Sitting, it must be said, looking remarkably subdued; and considerably readier to comment on the scene in the piazza, where the little steam-tram was hissing and clanging off on its way to Prato, than to tell me what had happened. That something had happened became ever more painfully apparent, in direct proportion to Browning’s evident unwillingness to broach the subject.

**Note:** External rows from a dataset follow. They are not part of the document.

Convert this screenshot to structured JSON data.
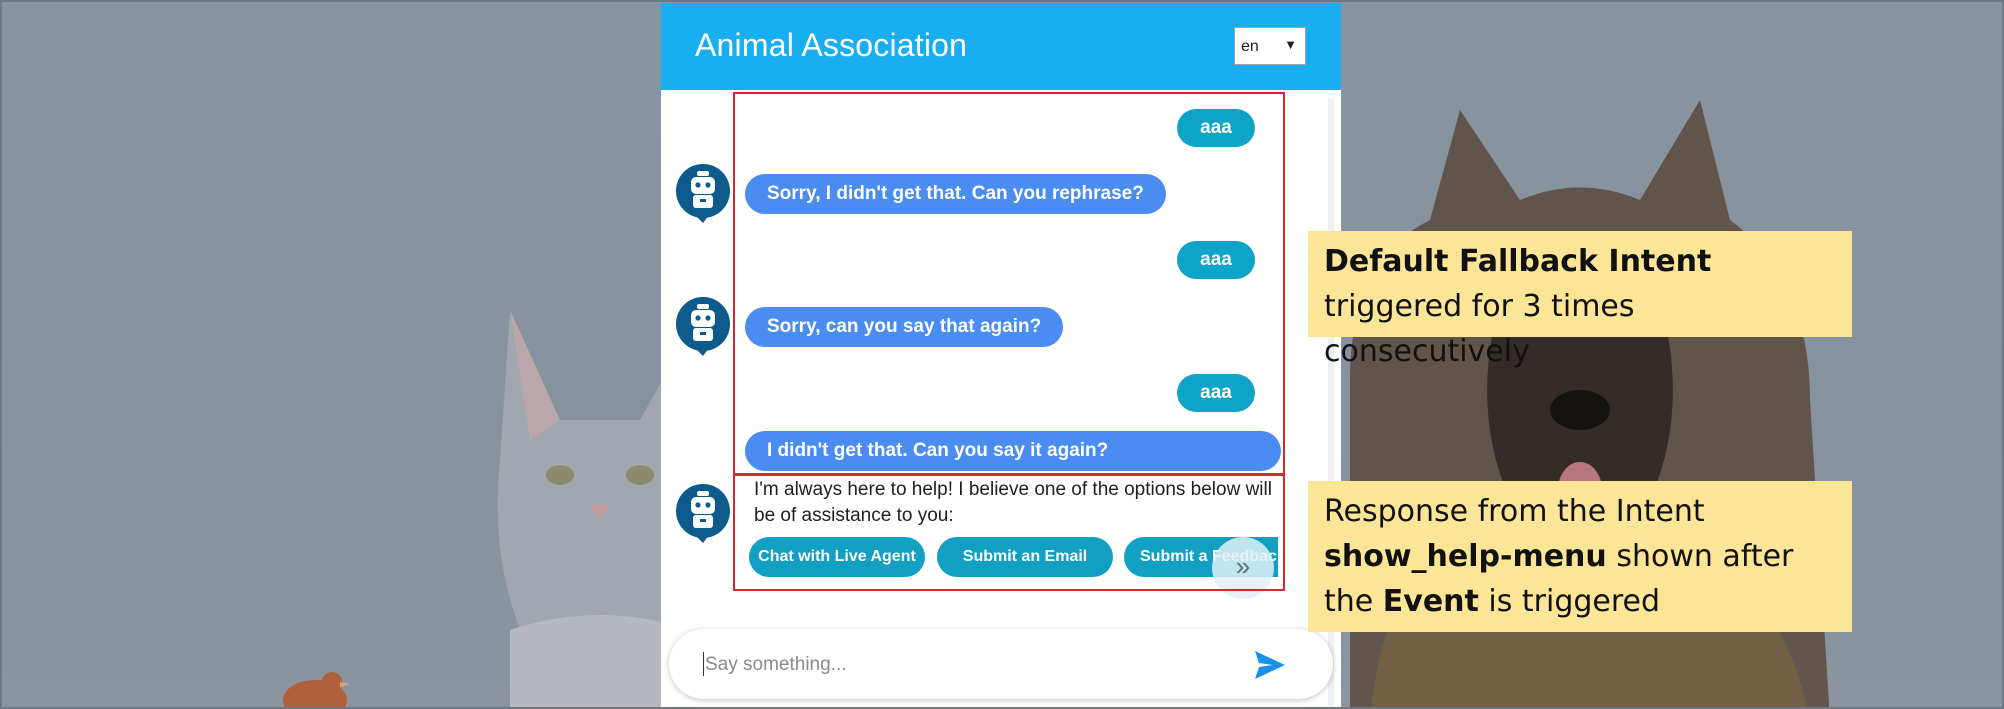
{
  "app": {
    "title": "Animal Association",
    "language": "en"
  },
  "messages": [
    {
      "from": "user",
      "text": "aaa"
    },
    {
      "from": "bot",
      "text": "Sorry, I didn't get that. Can you rephrase?"
    },
    {
      "from": "user",
      "text": "aaa"
    },
    {
      "from": "bot",
      "text": "Sorry, can you say that again?"
    },
    {
      "from": "user",
      "text": "aaa"
    },
    {
      "from": "bot",
      "text": "I didn't get that. Can you say it again?"
    }
  ],
  "help": {
    "text": "I'm always here to help! I believe one of the options below will be of assistance to you:",
    "chips": [
      "Chat with Live Agent",
      "Submit an Email",
      "Submit a Feedback"
    ]
  },
  "input": {
    "placeholder": "Say something..."
  },
  "annotations": {
    "fallback": {
      "bold": "Default Fallback Intent",
      "rest": " triggered for 3 times consecutively"
    },
    "response": {
      "p1": "Response from the Intent ",
      "bold1": "show_help-menu",
      "p2": " shown after the ",
      "bold2": "Event",
      "p3": " is triggered"
    }
  },
  "colors": {
    "header": "#18aef0",
    "user_bubble": "#0ea3c8",
    "bot_bubble": "#4a8cf0",
    "chip": "#11a0c4",
    "highlight": "#d9262c",
    "callout_bg": "#fde598"
  },
  "icons": {
    "avatar": "robot-avatar-icon",
    "send": "send-icon",
    "scroll": "double-chevron-right-icon",
    "dropdown": "caret-down-icon"
  }
}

Meanwhile I filled the gaping silence by describing my expedition to Siena, reporting my conversations with Doctor McPherson and the fragile aunt’s gigolo, and concluding with a statement to the effect that Mr Joseph Eakin’s innocence had apparently been established beyond any doubt.

At this, without the slightest warning, Mr Browning threw his head back and broke into deafening peals of laughter, which then abruptly subsided again, leaving for all trace the smallest of ironical smiles-like the gentle swell of the ocean when the storm has blown over.

‘I don’t need you to tell me that, Mr Booth,’ he said quietly. ‘No, no-I found that out the hard way!’

And at length the whole story emerged.

That day-we are speaking of last Monday, following our conversation at Doney’s and my departure to Siena- had initially seemed auspicious for Mr Browning. First of all, a stroke of fortune had enabled him to succeed where the police remained baffled, and identify the woman who had called on Isabel shortly before her death-or rather, she had identified herself, for it was none other than Miss Isa Blagden, the doyenne and mainstay of our little community here, and one of the Brownings’ closest friends.

She lives in a villa on Bellosguardo hill not far from the one the Eakins’ were renting, and had in a very short time become intimate with Isabel, partly perhaps by the accident of sharing the same Christian name (as do Mr Browning and I, it just occurs to me; may that augur well!). She had therefore hastened to share with the Brownings her horror at the tragedy which has shocked us all so deeply, and communicate to them the particularly ghastly thrill with which she had learned that she had been the last person to see poor Isabel alive.

‘She had called at the villa,’ Browning explained, ‘as dearest Isa always does everything-on a sheer wild whim of kindness, and with as little thought of formality as the bird that comes to perch on your window-sill-and found Mrs Eakin all alone in the house. Instead of relishing the prospect of company, however, as one might have expected, her hostess seemed oddly distraite and ill at ease-indeed I gathered that her reception had been what a nature less sweet than Isa’s might have simply called rude. After twenty minutes of desultory and inconsequential chat, therefore, Isa left Mrs Eakin to the solitude which she seemed so anxious to resume.

‘Nothing they said appears to shed any light whatever on what happened so soon afterwards-but one very important point did nevertheless emerge. Isa repeated several times that Mrs Eakin appeared to be very nervous, starting and looking out of the window at every sound. One way in which this nervousness apparently betrayed itself was by her continual fingering of a gold locket she was wearing.’